The four patterns of model behavior in the imbalanced ATIS PCA state space. Final states for analyzed intents (colored dots), all other final states (Gray dots) and readout vectors for analyzed intents (colored lines). (a) Pattern 1: Convergent High Performance. High separation and strong alignment. (b) Pattern 2: Geometric Collapse. Poor separation and weak alignment. (c) Pattern 3: Alignment Failure. Good separation but poor alignment. (d) Pattern 4: Alignment-Driven Classification. Poor separation but strong alignment.
Other low-frequency intents, such as quantity and ground_fare, show other combinations of metric failures. While these represent complex failure modes, the four primary patterns identified and visualized cover the most distinct and interpretable modes of model success and failure.
This case study on ATIS shows the robustness and explanatory power of our framework. It reveals how dataset properties like class imbalance are not abstract statistical issues but are directly encoded into the geometric and topological structure of the network’s learned dynamics.
Intent detection remains a challenging problem that has yet to be fully solved. Conceptually, one can think of intent as evolving dynamically: as more words are processed, the potential intent becomes more constrained, as if moving between interpretations. Our approach embraces this notion, modeling the search for the final intent as a dynamical process within the state space of a recurrent ceural network.
In this article, we applied reverse engineering techniques to study the computational mechanisms of RNNs trained for intent detection.
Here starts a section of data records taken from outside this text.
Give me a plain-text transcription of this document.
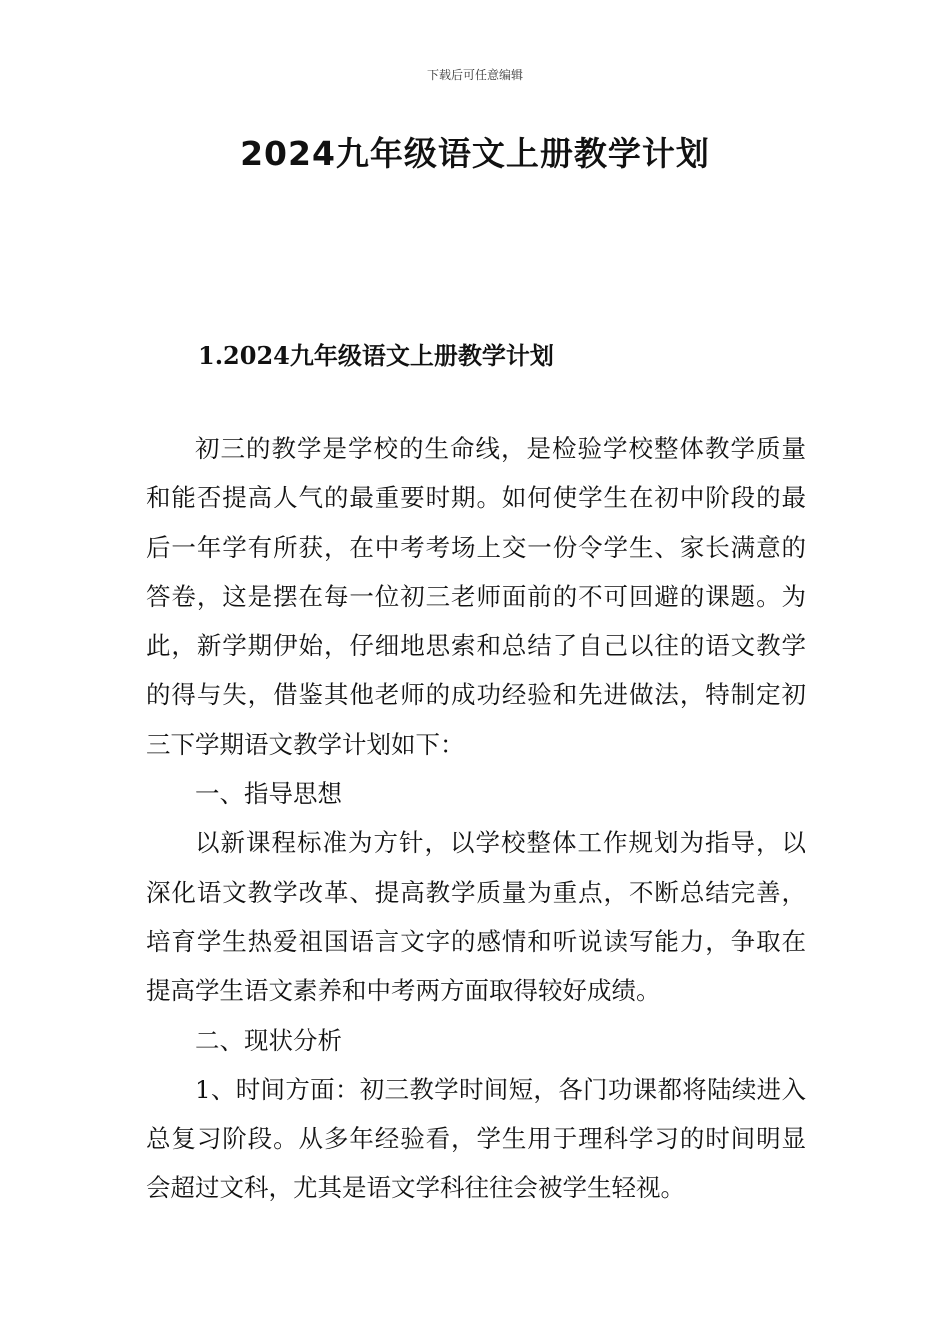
下载后可任意编辑
2024九年级语文上册教学计划
1.2024九年级语文上册教学计划

初三的教学是学校的生命线，是检验学校整体教学质量和能否提高人气的最重要时期。如何使学生在初中阶段的最后一年学有所获，在中考考场上交一份令学生、家长满意的答卷，这是摆在每一位初三老师面前的不可回避的课题。为此，新学期伊始，仔细地思索和总结了自己以往的语文教学的得与失，借鉴其他老师的成功经验和先进做法，特制定初三下学期语文教学计划如下：

一、指导思想

以新课程标准为方针，以学校整体工作规划为指导，以深化语文教学改革、提高教学质量为重点，不断总结完善，培育学生热爱祖国语言文字的感情和听说读写能力，争取在提高学生语文素养和中考两方面取得较好成绩。

二、现状分析

1、时间方面：初三教学时间短，各门功课都将陆续进入总复习阶段。从多年经验看，学生用于理科学习的时间明显会超过文科，尤其是语文学科往往会被学生轻视。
Our analysis of the balanced SNIPS dataset revealed that networks converge to an elegant and highly interpretable solution: they partition their state space into a low-dimensional manifold of distinct, well-separated clusters corresponding to each intent. We showed that sentences evolve along structured trajectories, steering the network’s hidden state toward the correct cluster. To test the generalizability of this framework, we extended our analysis to the imbalanced ATIS dataset. This more challenging, real-world scenario revealed how this ideal geometric solution is distorted by class imbalance. Our two-part diagnostic framework (Geometric Separation and Readout Alignment) allowed us to move beyond simple accuracy scores and identify four distinct, mechanistic patterns of model success and failure, explaining why certain intents perform well while others fail.
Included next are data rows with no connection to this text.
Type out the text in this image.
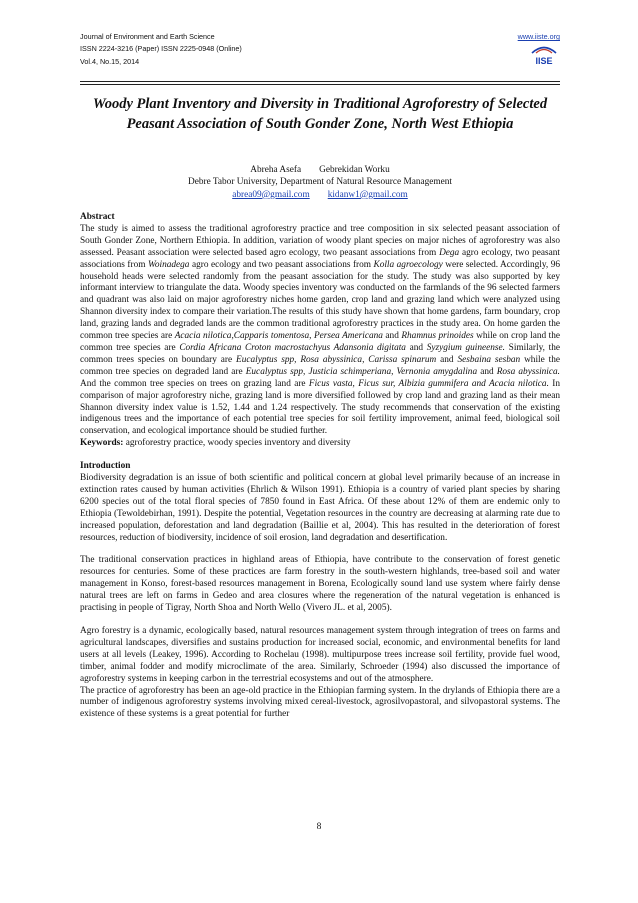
Journal of Environment and Earth Science
ISSN 2224-3216 (Paper) ISSN 2225-0948 (Online)
Vol.4, No.15, 2014
www.iiste.org
IISE
Woody Plant Inventory and Diversity in Traditional Agroforestry of Selected Peasant Association of South Gonder Zone, North West Ethiopia
Abreha Asefa Gebrekidan Worku
Debre Tabor University, Department of Natural Resource Management
abrea09@gmail.com kidanw1@gmail.com

Abstract

The study is aimed to assess the traditional agroforestry practice and tree composition in six selected peasant association of South Gonder Zone, Northern Ethiopia. In addition, variation of woody plant species on major niches of agroforestry was also assessed. Peasant association were selected based agro ecology, two peasant associations from Dega agro ecology, two peasant associations from Woinadega agro ecology and two peasant associations from Kolla agroecology were selected. Accordingly, 96 household heads were selected randomly from the peasant association for the study. The study was also supported by key informant interview to triangulate the data. Woody species inventory was conducted on the farmlands of the 96 selected farmers and quadrant was also laid on major agroforestry niches home garden, crop land and grazing land which were analyzed using Shannon diversity index to compare their variation.The results of this study have shown that home gardens, farm boundary, crop land, grazing lands and degraded lands are the common traditional agroforestry practices in the study area. On home garden the common tree species are Acacia nilotica,Capparis tomentosa, Persea Americana and Rhamnus prinoides while on crop land the common tree species are Cordia Africana Croton macrostachyus Adansonia digitata and Syzygium guineense. Similarly, the common trees species on boundary are Eucalyptus spp, Rosa abyssinica, Carissa spinarum and Sesbaina sesban while the common tree species on degraded land are Eucalyptus spp, Justicia schimperiana, Vernonia amygdalina and Rosa abyssinica. And the common tree species on trees on grazing land are Ficus vasta, Ficus sur, Albizia gummifera and Acacia nilotica. In comparison of major agroforestry niche, grazing land is more diversified followed by crop land and grazing land as their mean Shannon diversity index value is 1.52, 1.44 and 1.24 respectively. The study recommends that conservation of the existing indigenous trees and the importance of each potential tree species for soil fertility improvement, animal feed, biological soil conservation, and ecological importance should be studied further.

Keywords: agroforestry practice, woody species inventory and diversity

Introduction

Biodiversity degradation is an issue of both scientific and political concern at global level primarily because of an increase in extinction rates caused by human activities (Ehrlich & Wilson 1991). Ethiopia is a country of varied plant species by sharing 6200 species out of the total floral species of 7850 found in East Africa. Of these about 12% of them are endemic only to Ethiopia (Tewoldebirhan, 1991). Despite the potential, Vegetation resources in the country are decreasing at alarming rate due to increased population, deforestation and land degradation (Baillie et al, 2004). This has resulted in the deterioration of forest resources, reduction of biodiversity, incidence of soil erosion, land degradation and desertification.

The traditional conservation practices in highland areas of Ethiopia, have contribute to the conservation of forest genetic resources for centuries. Some of these practices are farm forestry in the south-western highlands, tree-based soil and water management in Konso, forest-based resources management in Borena, Ecologically sound land use system where fairly dense natural trees are left on farms in Gedeo and area closures where the regeneration of the natural vegetation is enhanced is practising in people of Tigray, North Shoa and North Wello (Vivero JL. et al, 2005).

Agro forestry is a dynamic, ecologically based, natural resources management system through integration of trees on farms and agricultural landscapes, diversifies and sustains production for increased social, economic, and environmental benefits for land users at all levels (Leakey, 1996). According to Rochelau (1998). multipurpose trees increase soil fertility, provide fuel wood, timber, animal fodder and modify microclimate of the area. Similarly, Schroeder (1994) also discussed the importance of agroforestry systems in keeping carbon in the terrestrial ecosystems and out of the atmosphere.

The practice of agroforestry has been an age-old practice in the Ethiopian farming system. In the drylands of Ethiopia there are a number of indigenous agroforestry systems involving mixed cereal-livestock, agrosilvopastoral, and silvopastoral systems. The existence of these systems is a great potential for further

8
While other interpretability methods can identify which input token are salient, our dynamical systems approach provides a unique, mechanistic understanding of how the network’s internal state evolves over time and arrive at a decision. This perspective opens several promising avenues for future research. This geometric framework can be extended to address related, high-stakes problems in conversational AI. Our finding in the ATIS dataset provides a concrete empirical basis for this. For example, in out-of-scope (OOS) detection, utterances would likely produce trajectories that fail to converge to any of the established, high-frequency clusters, terminating instead in a dense, undifferentiated central region. This geometric distance from a final state to the nearest cluster could thus serve as a robust signal for OOS detection. The framework could also be adapted to analyze the joint intent detection and slot filling task. this would make it possible to explore how the state space dynamics dor intents and slots interact and mutually influence one another. Additionally, the geometric separation of clusters could serve as a new metric for model robustness, or be used to probe for demographic biases in how different user utterances are processed (Sanchez-Karhunen et al., 2025). Finally, a critical and exciting line of work involves adapting this dynamical systems framework from RNNs to the modern Transformer architectures. Understanding the state-space geometry and attractors within these more complex models is a key challenge for the field of interpretability.
Footnotes
Funding
The authors received no financial support for the research, authorship, and/or publication of this article.
Conflicting Interests
The authors declared no potential conflicts of interest with respect to the research, authorship, and/or publication of this article.